Friday, May 13, 2011
Jonathan Safran Foer's Eating Animals
A couple things about me:
I hardly ever read nonfiction.
I have been a vegetarian for over 11 years.
Jonathan Safran Foer is an incredible fiction writer. One of my favorite movies is from his book, Everything is Illuminated, and his second novel, Extremely Loud and Incredibly Close, is one of my faves, so when I saw that he came out with a non-fiction book and it was about the food industry I was immediately interested.
Like I said, I hardly ever read nonfiction, and I actually have never read a full book about food (not even a Pollan). I stay up on food legislation, nutrition and safety through news articles and reports, but not books. I decided to give this a try mostly because I wanted to read a well writen fiction writer's nonfiction on a topic I enjoy, although I figured it would all be redundant information that I was already aware of. Some of it was, but I did learn some new information that I don't feel like gets much attention (such as the atrocities of sea trawling, or the amount of fecal matter that get's absorbed into chicken meat). A majority of the book is spent on the horrors of factory farming and the slaughter of the animals. All of this I am familiar with, although it is shocking and disgusting to hear about at any time. The abuses inherent in factory farming are getting a lot of media coverage lately, from Oprah to wonderful and accessible documentaries like Food Inc. I think it's incredibly important that people understand where their food comes from and how it is produced because, if you're reading this blog, you eat food. And if you can't handle reading about or viewing how your food is made, you honestly shouldn't eat it. The slaugher portions of the book, although a great reminder why I eat the way I eat, were not the important parts of this work. You can find that imformation anywhere. What I did find fascinating were Foer's own opinions on the subject. The why's and how's about his conversion to a vegetarian diet.
I have a two year old son. I can't tell you how many times while I was pregnant people would ask if I was going to raise my child vegetarian. If I said yes, I would get anything from criticism about taking away my child's agency, to lectures on the importances of protein, to "hmm, you'll grow out of it" type of comments. I can't say all these negative and unsuporrtive comments didn't get to me. I worried constantly about my decisions for my son and how I would raise him and if it was right or wrong. I tried to study my decisions with an open mind and finally decided I would raise him to eat like I eat. It makes life hard occaisionally. I have to explain things to family and caregivers, like that chicken broth isn't vegetarian even though it doesn't look like a piece of meat. For the most part our families are understanding and very kind and respectful of our little quirk, but I wonder what challanges it will pose in the future. Will my child feel left out when we are the only family not eating turkey at Thanksgiving, or hotdogs at a summer bbq? When will he even begin to notice these differences? What talks will we get into about the subject? How old will he be when he rebels, goes to McDonald's with friends and orders a cheeseburger? How will I feel then? Jonathan Safran Foer also wonders things like this, since he is also a new parent and deciding the best way to raise his child. I found the value of the book for me lay in these passages. I enjoyed reading his dilemmas and resolves and worries and fears and hopes and goals.

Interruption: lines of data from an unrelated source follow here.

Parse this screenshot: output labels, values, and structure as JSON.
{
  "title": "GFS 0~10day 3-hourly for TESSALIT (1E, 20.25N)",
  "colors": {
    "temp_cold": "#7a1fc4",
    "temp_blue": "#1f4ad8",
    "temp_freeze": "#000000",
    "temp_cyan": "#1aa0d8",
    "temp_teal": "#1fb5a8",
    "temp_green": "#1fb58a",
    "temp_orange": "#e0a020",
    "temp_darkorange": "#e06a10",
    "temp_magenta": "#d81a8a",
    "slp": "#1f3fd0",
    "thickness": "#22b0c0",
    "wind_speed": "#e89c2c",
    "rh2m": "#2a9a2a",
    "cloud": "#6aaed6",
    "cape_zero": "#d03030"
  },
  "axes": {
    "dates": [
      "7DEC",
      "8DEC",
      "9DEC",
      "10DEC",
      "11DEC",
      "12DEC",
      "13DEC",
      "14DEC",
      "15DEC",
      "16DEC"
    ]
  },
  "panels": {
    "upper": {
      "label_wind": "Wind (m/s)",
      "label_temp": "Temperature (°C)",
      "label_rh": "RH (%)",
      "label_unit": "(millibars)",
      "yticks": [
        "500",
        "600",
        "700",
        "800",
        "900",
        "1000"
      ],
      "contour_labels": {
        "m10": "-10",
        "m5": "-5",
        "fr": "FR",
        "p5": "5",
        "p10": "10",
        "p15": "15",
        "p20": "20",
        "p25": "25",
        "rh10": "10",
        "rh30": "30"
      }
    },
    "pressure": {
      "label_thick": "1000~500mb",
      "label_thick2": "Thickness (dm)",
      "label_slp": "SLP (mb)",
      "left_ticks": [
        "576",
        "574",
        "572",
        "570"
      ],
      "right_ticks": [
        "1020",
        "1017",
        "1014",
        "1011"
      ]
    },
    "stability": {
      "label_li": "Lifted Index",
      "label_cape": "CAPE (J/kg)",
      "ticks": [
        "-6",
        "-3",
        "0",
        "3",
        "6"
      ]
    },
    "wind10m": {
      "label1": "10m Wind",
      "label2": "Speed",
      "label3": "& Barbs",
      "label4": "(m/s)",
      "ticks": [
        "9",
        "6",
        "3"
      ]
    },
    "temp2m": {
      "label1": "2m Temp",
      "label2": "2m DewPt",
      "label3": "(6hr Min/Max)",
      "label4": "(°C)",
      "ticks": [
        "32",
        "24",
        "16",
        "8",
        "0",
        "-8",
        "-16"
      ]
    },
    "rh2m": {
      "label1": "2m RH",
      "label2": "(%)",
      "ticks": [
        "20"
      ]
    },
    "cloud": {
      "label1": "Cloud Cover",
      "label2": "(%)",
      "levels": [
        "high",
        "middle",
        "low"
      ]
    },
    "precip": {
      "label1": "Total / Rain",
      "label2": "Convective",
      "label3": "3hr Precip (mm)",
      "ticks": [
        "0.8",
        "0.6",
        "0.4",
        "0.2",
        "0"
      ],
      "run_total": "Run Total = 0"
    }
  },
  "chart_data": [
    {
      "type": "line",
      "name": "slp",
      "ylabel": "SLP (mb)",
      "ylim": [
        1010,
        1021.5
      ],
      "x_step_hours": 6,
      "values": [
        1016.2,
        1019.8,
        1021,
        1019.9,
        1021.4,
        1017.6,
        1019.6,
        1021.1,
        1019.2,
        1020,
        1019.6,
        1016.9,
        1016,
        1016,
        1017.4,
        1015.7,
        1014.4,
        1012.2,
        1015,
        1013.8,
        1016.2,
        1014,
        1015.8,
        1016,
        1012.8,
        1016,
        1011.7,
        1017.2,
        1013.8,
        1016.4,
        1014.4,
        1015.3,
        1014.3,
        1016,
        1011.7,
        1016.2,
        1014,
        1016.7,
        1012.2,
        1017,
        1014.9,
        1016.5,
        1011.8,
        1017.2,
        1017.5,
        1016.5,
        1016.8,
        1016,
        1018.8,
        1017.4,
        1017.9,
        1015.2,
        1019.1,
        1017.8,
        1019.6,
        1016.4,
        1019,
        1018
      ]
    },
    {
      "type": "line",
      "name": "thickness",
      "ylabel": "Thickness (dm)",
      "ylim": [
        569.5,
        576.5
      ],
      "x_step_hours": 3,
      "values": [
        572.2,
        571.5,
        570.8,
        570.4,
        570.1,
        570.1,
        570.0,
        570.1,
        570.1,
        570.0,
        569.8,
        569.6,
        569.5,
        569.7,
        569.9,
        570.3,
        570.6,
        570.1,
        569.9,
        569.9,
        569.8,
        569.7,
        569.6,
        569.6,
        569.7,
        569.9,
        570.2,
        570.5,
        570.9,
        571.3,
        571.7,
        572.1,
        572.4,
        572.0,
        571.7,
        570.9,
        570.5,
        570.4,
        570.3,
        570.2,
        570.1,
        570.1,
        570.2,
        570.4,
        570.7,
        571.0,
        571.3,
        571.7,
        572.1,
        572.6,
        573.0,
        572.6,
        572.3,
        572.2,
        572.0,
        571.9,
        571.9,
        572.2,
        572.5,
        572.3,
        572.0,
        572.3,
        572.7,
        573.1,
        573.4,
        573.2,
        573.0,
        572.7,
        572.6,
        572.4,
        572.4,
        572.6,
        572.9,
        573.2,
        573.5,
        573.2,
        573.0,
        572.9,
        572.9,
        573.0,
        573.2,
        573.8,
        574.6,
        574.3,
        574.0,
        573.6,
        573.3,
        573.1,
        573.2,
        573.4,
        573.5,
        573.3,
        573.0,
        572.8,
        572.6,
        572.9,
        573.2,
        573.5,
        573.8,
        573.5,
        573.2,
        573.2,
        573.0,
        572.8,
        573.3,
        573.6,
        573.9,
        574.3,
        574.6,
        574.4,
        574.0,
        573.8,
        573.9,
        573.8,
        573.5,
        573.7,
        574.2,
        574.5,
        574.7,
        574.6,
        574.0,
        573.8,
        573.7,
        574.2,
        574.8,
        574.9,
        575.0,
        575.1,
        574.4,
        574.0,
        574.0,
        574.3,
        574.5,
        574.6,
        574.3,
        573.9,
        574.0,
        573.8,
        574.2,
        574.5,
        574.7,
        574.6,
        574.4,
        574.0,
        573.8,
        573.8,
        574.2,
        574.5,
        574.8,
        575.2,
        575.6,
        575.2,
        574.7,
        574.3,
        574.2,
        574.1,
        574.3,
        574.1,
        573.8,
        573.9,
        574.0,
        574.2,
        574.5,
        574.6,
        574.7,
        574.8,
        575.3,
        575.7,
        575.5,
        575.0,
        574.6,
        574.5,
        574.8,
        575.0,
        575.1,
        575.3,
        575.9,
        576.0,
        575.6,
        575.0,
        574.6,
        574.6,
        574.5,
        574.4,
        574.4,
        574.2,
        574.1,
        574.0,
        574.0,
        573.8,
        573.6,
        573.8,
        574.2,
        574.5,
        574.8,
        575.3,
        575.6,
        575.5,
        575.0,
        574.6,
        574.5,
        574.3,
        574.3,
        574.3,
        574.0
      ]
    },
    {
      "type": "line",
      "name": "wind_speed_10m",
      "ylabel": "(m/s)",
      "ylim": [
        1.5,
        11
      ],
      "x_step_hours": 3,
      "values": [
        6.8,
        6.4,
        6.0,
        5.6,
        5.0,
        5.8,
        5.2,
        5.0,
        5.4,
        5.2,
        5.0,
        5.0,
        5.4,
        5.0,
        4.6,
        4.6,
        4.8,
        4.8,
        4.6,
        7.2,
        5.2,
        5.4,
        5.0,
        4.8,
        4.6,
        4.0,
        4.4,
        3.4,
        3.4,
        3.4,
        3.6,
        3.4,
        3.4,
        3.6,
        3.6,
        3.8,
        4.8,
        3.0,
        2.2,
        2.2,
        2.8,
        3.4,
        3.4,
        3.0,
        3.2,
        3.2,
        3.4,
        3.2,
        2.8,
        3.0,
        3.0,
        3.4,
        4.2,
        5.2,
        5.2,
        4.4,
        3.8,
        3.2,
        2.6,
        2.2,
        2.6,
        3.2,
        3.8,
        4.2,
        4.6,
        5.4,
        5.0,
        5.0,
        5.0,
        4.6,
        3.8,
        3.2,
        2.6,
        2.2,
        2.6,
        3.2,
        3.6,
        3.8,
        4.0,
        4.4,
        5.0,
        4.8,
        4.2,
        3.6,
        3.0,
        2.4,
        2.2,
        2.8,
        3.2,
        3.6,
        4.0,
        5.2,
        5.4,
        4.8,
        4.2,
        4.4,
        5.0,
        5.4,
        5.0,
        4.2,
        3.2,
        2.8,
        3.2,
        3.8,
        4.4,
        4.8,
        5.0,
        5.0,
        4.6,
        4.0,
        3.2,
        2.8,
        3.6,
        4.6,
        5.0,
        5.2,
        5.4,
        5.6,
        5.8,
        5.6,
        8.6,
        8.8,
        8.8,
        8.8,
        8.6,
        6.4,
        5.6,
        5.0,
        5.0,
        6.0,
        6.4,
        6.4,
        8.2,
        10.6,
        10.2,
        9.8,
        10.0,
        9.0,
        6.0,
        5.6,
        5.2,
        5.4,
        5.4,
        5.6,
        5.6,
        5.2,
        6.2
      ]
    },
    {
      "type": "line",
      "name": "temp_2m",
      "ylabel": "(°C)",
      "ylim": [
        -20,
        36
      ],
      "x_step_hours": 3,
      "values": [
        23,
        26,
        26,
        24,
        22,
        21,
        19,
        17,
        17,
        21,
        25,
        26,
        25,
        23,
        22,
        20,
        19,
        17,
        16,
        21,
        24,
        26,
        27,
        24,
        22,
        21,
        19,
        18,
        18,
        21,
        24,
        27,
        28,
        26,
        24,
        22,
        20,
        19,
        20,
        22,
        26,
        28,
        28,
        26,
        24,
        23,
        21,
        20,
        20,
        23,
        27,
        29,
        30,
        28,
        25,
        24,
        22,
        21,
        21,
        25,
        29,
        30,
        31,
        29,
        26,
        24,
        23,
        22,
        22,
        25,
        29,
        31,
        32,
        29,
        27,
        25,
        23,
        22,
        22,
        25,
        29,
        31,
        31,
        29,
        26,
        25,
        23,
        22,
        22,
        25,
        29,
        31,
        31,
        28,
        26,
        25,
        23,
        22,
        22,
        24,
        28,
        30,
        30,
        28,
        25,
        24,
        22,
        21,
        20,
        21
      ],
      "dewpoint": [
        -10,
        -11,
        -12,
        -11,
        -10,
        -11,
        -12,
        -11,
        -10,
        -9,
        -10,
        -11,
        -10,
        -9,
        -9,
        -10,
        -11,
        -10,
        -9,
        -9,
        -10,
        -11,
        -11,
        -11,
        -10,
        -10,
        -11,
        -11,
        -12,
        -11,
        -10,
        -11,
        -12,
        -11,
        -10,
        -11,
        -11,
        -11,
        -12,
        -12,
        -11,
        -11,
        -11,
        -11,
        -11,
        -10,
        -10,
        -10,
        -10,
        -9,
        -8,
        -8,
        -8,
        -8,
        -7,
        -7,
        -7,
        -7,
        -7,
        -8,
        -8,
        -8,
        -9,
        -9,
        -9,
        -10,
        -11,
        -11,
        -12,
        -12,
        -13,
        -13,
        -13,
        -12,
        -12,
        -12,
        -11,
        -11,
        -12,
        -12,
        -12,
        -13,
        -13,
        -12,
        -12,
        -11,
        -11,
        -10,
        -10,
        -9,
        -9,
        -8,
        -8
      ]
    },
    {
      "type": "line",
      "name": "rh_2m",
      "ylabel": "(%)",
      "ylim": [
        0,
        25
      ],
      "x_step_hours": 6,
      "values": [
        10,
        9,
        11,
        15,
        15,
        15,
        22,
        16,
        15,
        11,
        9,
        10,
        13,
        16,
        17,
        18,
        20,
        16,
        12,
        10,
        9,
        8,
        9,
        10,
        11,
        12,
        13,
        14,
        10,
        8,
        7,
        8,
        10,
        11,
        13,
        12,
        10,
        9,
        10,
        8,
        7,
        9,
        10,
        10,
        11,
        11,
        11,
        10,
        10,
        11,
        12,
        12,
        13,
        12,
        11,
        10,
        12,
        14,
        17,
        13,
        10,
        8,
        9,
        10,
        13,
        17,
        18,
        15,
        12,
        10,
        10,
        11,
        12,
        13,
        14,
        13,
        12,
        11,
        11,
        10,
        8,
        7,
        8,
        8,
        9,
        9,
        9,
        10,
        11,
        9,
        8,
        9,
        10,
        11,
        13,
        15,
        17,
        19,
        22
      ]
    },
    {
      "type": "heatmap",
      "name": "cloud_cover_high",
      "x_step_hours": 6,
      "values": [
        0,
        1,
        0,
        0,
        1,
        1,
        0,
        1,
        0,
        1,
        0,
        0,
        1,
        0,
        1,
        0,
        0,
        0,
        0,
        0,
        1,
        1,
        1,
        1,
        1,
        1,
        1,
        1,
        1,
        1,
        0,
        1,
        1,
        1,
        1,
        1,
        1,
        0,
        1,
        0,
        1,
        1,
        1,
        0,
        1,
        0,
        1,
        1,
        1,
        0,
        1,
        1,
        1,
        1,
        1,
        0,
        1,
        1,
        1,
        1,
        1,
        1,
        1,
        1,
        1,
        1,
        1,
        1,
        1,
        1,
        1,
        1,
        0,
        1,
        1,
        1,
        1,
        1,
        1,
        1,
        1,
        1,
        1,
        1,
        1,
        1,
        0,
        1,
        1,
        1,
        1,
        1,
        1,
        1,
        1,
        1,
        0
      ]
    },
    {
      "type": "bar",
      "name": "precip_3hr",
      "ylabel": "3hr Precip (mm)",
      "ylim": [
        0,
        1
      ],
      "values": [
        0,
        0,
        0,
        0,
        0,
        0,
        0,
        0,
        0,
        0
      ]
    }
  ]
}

We all have a relationship with our food. We feel emotional about it, attached to it. It's important for each of us to reflect on our diets and make resolves. Reading this book helped me remember the reasons behind some of my decisions and helped me have a moment to think about my own relationship with food and the experiences I am giving to my family.
So I didn't find it particularly new, or informant, but I did find it perfectly reflective and a great overall review of the the way our nation thinks of, produces, and consumes animals. It would be a good starting point for someone who is interested and doesn't know too much about the industry. It's opinionated, but it's also factual and the opinions are not harsh. Foer keeps a very open mind, and at the time of writing the book has only been vegetarian for a couple of years and still misses his Grandma's signature chicken dish. He takes into account stories from people on all sides: factory farmers, non-tradtional farmers, PETA, independent animal activists, vegans, vegeatrians, conscientious omnivores etc. He most defintely did his research for this book, and although he chooses a vegetarian diet himself, the book is not anti meat. It is anti factory farming, and a good call for change and activism in food production.